This is the first Malcolm Gladwell book that I’ve read and I have to say that it was a pleasure. Outliers is a book that can easily be devoured in one sitting: it is written in an incredibly well-organized, coherent manner with clear and easily understandable sentences. I now understand why Facebook keeps advertising writing classes with Malcolm Gladwell. I’m tempted.
Outliers deals with one of mankind’s favourite subjects: genius. Gladwell’s thesis is that genius is determined not only by the person’s inherent qualities (such as willpower and IQ) but crucially also by external circumstances (some as random as a simple date of birth). It turns IQ matters, but only up to a certain point: around 130. If you get to 130, you’re just as likely to win a Nobel Prize as a person with 195 (this is probably bad news for Sheldon Cooper from The Big Bang Theory).

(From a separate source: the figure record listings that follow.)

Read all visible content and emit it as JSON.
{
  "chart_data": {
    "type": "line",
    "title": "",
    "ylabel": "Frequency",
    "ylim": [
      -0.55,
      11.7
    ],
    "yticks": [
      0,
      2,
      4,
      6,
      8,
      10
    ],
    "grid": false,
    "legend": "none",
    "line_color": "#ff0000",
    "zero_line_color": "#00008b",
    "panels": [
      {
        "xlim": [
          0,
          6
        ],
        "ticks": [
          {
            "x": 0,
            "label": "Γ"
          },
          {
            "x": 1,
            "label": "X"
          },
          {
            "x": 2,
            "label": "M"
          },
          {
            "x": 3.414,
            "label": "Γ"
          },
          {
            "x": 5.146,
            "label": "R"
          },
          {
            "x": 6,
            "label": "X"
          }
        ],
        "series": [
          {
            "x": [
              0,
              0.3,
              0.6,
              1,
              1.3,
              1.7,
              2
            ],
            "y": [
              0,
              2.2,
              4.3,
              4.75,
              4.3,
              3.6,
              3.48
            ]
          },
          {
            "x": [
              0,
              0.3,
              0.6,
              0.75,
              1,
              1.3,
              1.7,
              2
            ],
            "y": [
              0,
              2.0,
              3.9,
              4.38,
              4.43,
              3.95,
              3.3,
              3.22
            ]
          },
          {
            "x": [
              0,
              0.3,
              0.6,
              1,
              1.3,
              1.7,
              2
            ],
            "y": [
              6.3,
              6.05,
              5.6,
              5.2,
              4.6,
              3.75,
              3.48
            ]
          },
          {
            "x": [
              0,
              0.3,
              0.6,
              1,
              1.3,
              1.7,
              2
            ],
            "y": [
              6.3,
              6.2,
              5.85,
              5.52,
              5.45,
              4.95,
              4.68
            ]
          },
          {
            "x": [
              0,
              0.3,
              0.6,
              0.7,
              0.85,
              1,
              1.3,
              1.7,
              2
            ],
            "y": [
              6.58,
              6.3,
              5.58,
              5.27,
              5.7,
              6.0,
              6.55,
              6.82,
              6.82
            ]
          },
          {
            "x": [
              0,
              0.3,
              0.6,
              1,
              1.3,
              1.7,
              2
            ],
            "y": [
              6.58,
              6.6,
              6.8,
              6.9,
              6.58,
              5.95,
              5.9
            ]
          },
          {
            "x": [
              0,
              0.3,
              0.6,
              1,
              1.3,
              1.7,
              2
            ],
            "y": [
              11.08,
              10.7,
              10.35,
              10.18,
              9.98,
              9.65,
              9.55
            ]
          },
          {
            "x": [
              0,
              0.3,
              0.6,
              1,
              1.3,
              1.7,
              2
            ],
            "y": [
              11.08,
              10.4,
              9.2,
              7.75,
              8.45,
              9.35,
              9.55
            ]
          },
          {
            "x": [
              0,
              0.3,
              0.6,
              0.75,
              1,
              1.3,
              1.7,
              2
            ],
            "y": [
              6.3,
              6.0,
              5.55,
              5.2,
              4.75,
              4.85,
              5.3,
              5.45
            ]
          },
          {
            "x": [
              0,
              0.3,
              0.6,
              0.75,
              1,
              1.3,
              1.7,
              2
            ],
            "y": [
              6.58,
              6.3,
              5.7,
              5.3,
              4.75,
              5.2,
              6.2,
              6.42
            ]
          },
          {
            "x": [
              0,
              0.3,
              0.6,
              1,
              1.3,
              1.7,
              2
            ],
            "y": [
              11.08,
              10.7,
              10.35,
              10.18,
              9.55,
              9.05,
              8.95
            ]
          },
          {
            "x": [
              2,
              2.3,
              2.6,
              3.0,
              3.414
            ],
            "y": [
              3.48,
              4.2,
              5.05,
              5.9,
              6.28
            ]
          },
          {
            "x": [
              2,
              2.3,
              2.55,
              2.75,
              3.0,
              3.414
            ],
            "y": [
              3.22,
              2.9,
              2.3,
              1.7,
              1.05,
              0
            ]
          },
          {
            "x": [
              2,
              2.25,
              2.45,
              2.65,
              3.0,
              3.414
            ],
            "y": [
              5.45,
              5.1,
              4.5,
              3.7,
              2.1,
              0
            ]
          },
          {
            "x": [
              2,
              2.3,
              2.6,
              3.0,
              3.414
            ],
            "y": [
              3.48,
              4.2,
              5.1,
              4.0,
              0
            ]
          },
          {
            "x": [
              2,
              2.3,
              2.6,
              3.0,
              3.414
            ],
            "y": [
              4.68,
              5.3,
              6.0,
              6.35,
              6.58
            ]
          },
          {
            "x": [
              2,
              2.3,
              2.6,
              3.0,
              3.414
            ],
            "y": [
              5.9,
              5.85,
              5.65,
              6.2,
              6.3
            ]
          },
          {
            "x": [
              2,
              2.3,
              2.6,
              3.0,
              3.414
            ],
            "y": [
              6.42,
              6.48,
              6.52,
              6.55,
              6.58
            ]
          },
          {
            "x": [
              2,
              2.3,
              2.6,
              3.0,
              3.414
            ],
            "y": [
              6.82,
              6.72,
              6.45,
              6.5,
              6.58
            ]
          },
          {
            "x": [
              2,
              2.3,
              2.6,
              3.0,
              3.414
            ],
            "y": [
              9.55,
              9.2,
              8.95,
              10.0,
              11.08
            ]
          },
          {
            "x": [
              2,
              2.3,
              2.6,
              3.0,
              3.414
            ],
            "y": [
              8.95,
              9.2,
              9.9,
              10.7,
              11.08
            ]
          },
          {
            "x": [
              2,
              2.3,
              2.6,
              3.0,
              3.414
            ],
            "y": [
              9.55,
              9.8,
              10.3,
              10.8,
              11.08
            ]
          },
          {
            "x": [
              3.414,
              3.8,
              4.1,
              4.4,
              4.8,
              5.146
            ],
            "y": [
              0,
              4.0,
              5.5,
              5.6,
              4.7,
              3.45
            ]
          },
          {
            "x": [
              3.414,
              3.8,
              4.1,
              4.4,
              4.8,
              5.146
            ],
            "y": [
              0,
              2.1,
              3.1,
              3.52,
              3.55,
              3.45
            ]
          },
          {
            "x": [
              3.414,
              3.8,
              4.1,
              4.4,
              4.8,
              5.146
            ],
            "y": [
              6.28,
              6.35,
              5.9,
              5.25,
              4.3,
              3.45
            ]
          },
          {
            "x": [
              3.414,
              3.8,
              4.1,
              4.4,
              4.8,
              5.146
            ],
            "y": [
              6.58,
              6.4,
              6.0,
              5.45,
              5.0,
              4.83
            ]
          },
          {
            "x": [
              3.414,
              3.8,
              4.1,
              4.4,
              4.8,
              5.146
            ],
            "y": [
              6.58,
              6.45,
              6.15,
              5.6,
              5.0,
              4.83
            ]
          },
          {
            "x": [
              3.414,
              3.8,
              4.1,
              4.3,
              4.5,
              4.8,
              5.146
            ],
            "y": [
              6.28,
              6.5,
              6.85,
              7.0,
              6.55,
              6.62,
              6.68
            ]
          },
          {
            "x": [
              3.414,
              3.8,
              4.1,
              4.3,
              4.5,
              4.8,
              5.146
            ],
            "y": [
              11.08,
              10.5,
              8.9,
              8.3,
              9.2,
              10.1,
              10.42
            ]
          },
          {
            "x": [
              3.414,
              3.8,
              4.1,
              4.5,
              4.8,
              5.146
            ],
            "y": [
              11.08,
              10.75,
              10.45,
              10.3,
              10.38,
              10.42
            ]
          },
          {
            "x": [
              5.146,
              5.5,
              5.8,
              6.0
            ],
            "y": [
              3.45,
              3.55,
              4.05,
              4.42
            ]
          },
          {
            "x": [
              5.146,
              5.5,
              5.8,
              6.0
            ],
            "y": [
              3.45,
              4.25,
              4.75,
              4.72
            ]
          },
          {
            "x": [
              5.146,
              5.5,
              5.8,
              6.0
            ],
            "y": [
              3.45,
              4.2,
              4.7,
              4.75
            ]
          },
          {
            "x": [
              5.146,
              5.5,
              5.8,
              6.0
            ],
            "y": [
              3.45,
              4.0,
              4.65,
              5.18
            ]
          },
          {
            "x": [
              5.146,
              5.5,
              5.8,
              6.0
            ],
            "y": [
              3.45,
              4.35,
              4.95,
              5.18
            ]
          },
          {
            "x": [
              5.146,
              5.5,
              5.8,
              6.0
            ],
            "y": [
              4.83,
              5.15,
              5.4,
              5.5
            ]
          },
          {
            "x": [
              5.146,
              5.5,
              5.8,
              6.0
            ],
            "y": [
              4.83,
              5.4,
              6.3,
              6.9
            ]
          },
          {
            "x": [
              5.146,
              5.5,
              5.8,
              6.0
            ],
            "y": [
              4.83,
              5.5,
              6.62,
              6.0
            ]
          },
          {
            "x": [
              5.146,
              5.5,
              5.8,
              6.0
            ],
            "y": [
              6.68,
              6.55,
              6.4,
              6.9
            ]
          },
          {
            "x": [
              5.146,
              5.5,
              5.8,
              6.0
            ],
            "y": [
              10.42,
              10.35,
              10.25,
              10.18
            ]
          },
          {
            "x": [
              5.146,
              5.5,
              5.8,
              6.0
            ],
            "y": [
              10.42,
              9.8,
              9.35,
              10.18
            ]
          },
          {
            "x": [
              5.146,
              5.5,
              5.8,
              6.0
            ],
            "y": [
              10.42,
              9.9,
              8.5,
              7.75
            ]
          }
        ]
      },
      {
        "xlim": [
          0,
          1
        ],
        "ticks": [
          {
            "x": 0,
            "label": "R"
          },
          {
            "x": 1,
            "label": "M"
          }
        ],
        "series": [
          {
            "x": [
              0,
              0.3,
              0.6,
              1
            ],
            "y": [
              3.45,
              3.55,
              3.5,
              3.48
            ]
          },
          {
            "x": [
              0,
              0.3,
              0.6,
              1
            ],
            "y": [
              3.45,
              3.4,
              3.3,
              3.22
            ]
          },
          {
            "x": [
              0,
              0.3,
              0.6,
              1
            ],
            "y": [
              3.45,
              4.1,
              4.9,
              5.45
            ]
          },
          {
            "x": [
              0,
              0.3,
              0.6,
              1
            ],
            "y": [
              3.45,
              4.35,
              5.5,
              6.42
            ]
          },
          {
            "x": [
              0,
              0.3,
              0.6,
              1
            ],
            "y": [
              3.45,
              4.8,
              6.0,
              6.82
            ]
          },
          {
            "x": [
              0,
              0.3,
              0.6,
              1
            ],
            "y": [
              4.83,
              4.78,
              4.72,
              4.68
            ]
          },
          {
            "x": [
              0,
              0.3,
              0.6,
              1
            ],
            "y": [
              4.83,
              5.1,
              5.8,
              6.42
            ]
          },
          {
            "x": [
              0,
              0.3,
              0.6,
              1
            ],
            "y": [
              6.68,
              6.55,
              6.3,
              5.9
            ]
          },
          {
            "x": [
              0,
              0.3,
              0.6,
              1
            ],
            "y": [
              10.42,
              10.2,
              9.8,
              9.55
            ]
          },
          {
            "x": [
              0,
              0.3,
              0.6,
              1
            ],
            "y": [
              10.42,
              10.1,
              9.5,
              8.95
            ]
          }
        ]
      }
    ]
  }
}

The first chapter of Gladwell’s book investigates why most of Canada’s best ice hockey players were born in January. After all, the teams’ selection practice is supposed to be based on merit, not on one’s month of birth? Yet it turns out that if you select team members based on merit from a very early age, the month of the student’s birth is an important factor. The kids born earlier in the year will be stronger and more coordinated than the rest of their year group. They will get chosen into better sports teams, and work harder on improving their skills. By the time they are in their twenties, it is highly likely that the kids born earlier in the year are actually better at ice hockey than their peers. So even in a system explicitly based on merit, random factors play an important role.
And there’s more: Gladwell investigates why so many of the people who became Silicon Valley millionaires were born around 1955, why South Korean airlines had to retrain their pilots, and why there are so many famous Jewish law firms in New York.
This is not a strictly a “how to” book – you won’t learn how to become a hugely successful genius from here. But it is an attempt to reframe how we approach genius: and as such, I think it is a huge success. That’s not to say that I won’t be reading any biographies of famous and brilliant men and women from now on: after all, it’s the quincentenary of Leonardo da Vinci death this year). But I will try to think of how well they grasped the opportunities they had, rather than simply gushing enthusiastically about their inborn talent.
Glad this was such a pleasure and good to know it’s not a how-to book 😉 Great review!